Spark SQL and Mllib are optimized for running feature extraction and machine learning algorithms on row based columnar datasets through full scan but does not provide constructs for column indexing and time series analysis. For dealing with document datasets with timestamps where the features are represented as variable number of columns in each document and use-cases demand searching over columns and time to retrieve documents to generate learning models in realtime, a close integration within Spark and Lucene was needed. We introduced LuceneDAO in Spark Summit Europe 2016 to build distributed lucene shards from data frame but the time series attributes were not part of the data model. In this talk we present our extension to LuceneDAO to maintain time stamps with document-term view for search and allow time filters. Lucene shards maintain the time aware document-term view for search and vector space representation for machine learning pipelines. We used Spark as our distributed query processing engine where each query is represented as boolean combination over terms with filters on time. LuceneDAO is used to load the shards to Spark executors and power sub-second distributed document retrieval for the queries.
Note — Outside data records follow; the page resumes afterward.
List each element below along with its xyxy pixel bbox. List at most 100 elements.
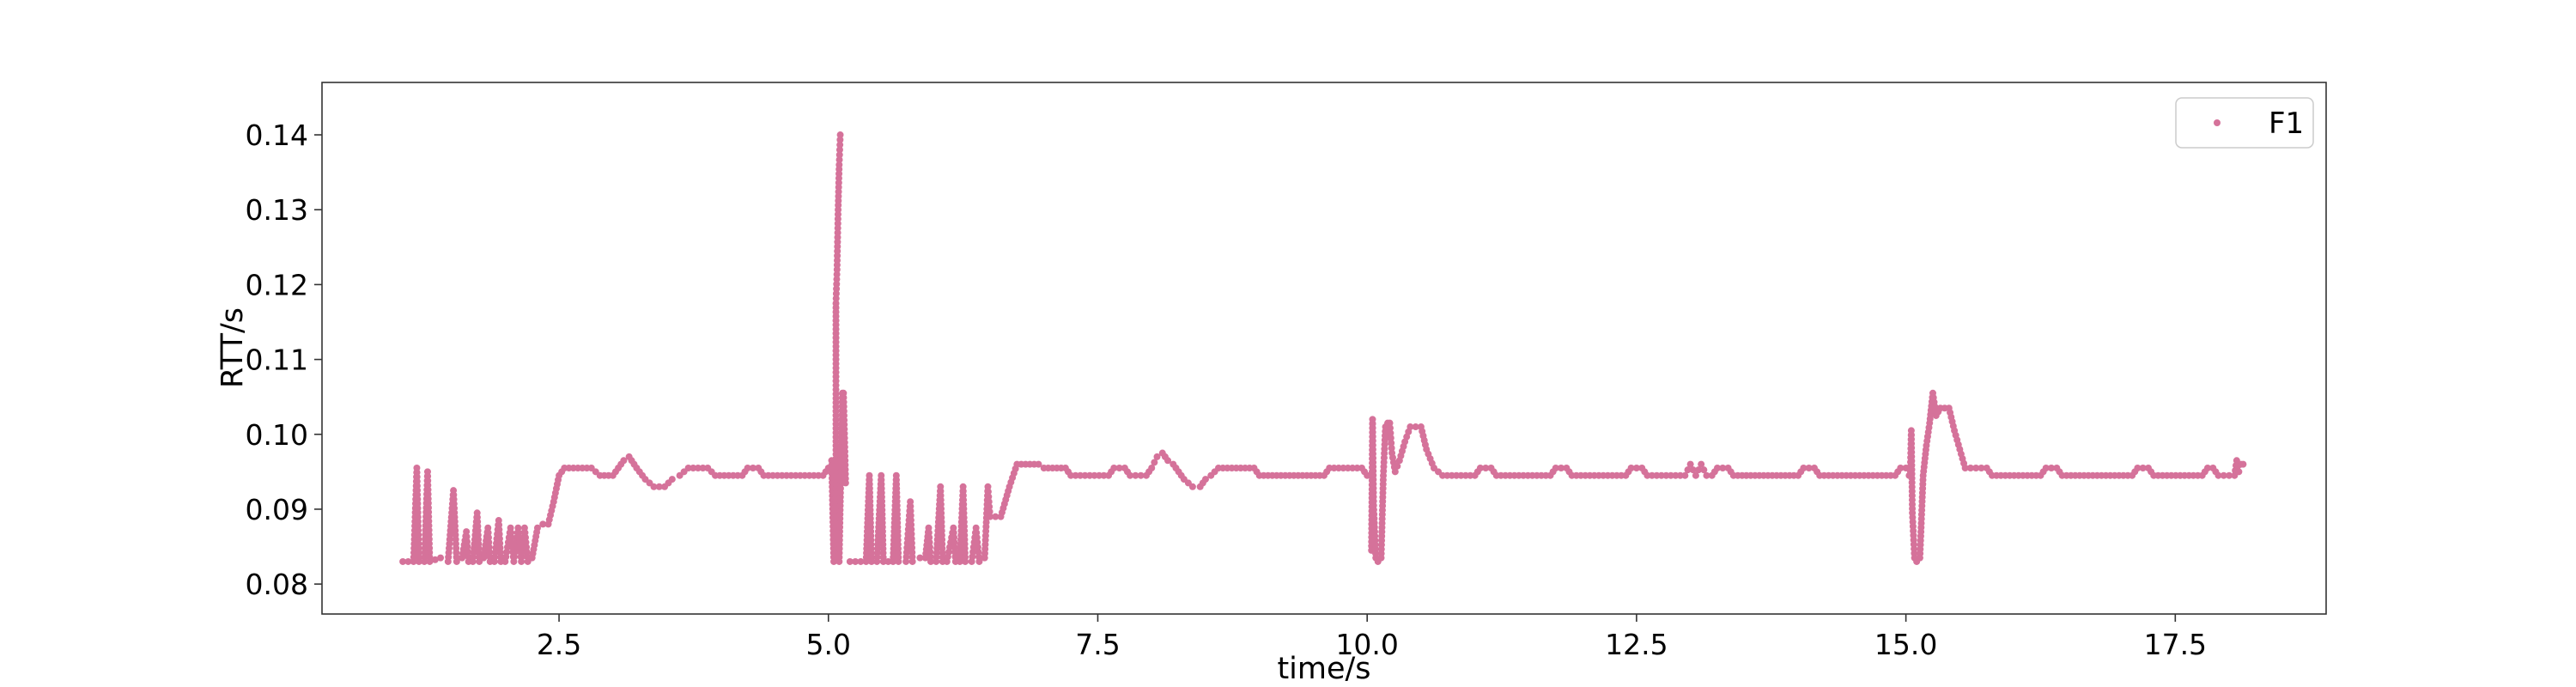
data-point <box>1148 464 1156 471</box>
data-point <box>1110 464 1118 471</box>
data-point <box>1698 460 1705 468</box>
data-point <box>908 557 916 565</box>
data-point <box>1067 471 1075 479</box>
data-point <box>1800 464 1807 471</box>
data-point <box>2134 464 2142 471</box>
data-point <box>2048 464 2056 471</box>
data-point <box>650 483 658 490</box>
y-tick-label: 0.10 <box>246 418 308 452</box>
y-tick-label: 0.11 <box>246 344 308 377</box>
data-point <box>694 464 702 471</box>
data-point <box>832 295 840 302</box>
y-tick-label: 0.08 <box>246 568 308 601</box>
x-tick-label: 17.5 <box>2144 628 2207 661</box>
data-point <box>431 556 439 563</box>
data-point <box>2220 471 2227 479</box>
data-point <box>399 557 407 565</box>
data-point <box>1552 464 1559 471</box>
data-point <box>916 554 924 562</box>
data-point <box>1805 464 1813 471</box>
data-point <box>415 557 422 565</box>
data-point <box>1700 466 1708 474</box>
data-point <box>453 557 460 565</box>
data-point <box>1072 471 1079 479</box>
legend-box <box>2175 97 2314 149</box>
data-point <box>1096 471 1103 479</box>
data-point <box>1695 466 1703 474</box>
data-point <box>1653 471 1661 479</box>
data-point <box>2203 464 2211 471</box>
data-point <box>835 161 843 168</box>
data-points <box>399 131 2247 565</box>
data-point <box>1201 476 1209 483</box>
data-point <box>985 498 993 506</box>
legend-label-f1: F1 <box>2269 106 2304 141</box>
data-point <box>1127 471 1134 479</box>
data-point <box>1132 471 1139 479</box>
data-point <box>1406 423 1414 431</box>
data-point <box>668 476 676 483</box>
data-point <box>836 136 844 143</box>
data-point <box>986 503 993 511</box>
data-point <box>1476 464 1484 471</box>
data-point <box>1897 464 1905 471</box>
x-tick-label: 5.0 <box>806 628 851 661</box>
y-axis-ticks: 0.08 0.09 0.10 0.11 0.12 0.13 0.14 <box>246 119 322 601</box>
data-point <box>835 156 843 164</box>
data-point <box>984 488 992 495</box>
data-point <box>1151 459 1158 466</box>
data-point <box>986 508 993 515</box>
data-point <box>835 146 843 154</box>
y-tick-label: 0.09 <box>246 493 308 526</box>
data-point <box>1388 439 1395 447</box>
data-point <box>1961 464 1969 471</box>
data-point <box>1482 464 1490 471</box>
data-point <box>404 557 412 565</box>
data-point <box>1714 464 1722 471</box>
data-point <box>1386 424 1394 432</box>
x-axis-label: time/s <box>1277 652 1370 686</box>
data-point <box>463 528 471 536</box>
data-point <box>1412 423 1419 431</box>
data-point <box>1035 460 1042 468</box>
data-point <box>836 141 844 149</box>
data-point <box>2215 471 2222 479</box>
data-point <box>895 557 902 565</box>
data-point <box>655 483 663 490</box>
data-point <box>2239 460 2247 468</box>
data-point <box>1394 462 1401 470</box>
data-point <box>1684 466 1692 474</box>
data-point <box>1972 464 1980 471</box>
data-point <box>533 524 541 532</box>
data-point <box>1077 471 1084 479</box>
data-point <box>833 276 841 283</box>
data-point <box>463 538 471 545</box>
data-point <box>539 520 547 528</box>
x-tick-label: 12.5 <box>1605 628 1668 661</box>
data-point <box>426 557 434 565</box>
data-point <box>846 557 854 565</box>
data-point <box>1632 464 1640 471</box>
y-tick-label: 0.12 <box>246 268 308 301</box>
data-point <box>1978 464 1985 471</box>
data-point <box>2235 468 2243 476</box>
y-tick-label: 0.13 <box>246 193 308 227</box>
data-point <box>1662 471 1670 479</box>
x-tick-label: 15.0 <box>1874 628 1937 661</box>
data-point <box>879 557 887 565</box>
data-point <box>744 464 751 471</box>
data-point <box>1153 453 1161 460</box>
data-point <box>1627 464 1635 471</box>
data-point <box>437 554 445 562</box>
data-point <box>832 300 840 307</box>
data-point <box>1672 471 1680 479</box>
data-point <box>620 457 628 465</box>
data-point <box>1386 419 1394 427</box>
data-point <box>833 280 841 288</box>
data-point <box>464 548 471 556</box>
data-point <box>927 557 934 565</box>
data-point <box>2139 464 2147 471</box>
data-point <box>1648 471 1656 479</box>
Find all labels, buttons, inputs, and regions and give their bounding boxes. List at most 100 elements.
Our synchronous API uses Spark-as-a-Service to power analytical queries while our asynchronous API uses kafka, spark streaming and HBase to power time series prediction algorithms. In this talk we will demonstrate LuceneDAO write and read performance on millions of documents with 1M+ terms and configurable time stamp aggregate columns. We will demonstrate the latency of APIs on a suite
of queries generated from terms. Key takeaways from the talk will be a thorough understanding of how to make Lucene powered time aware search a first class citizen in Spark to build interactive analytical query processing and time series prediction algorithms.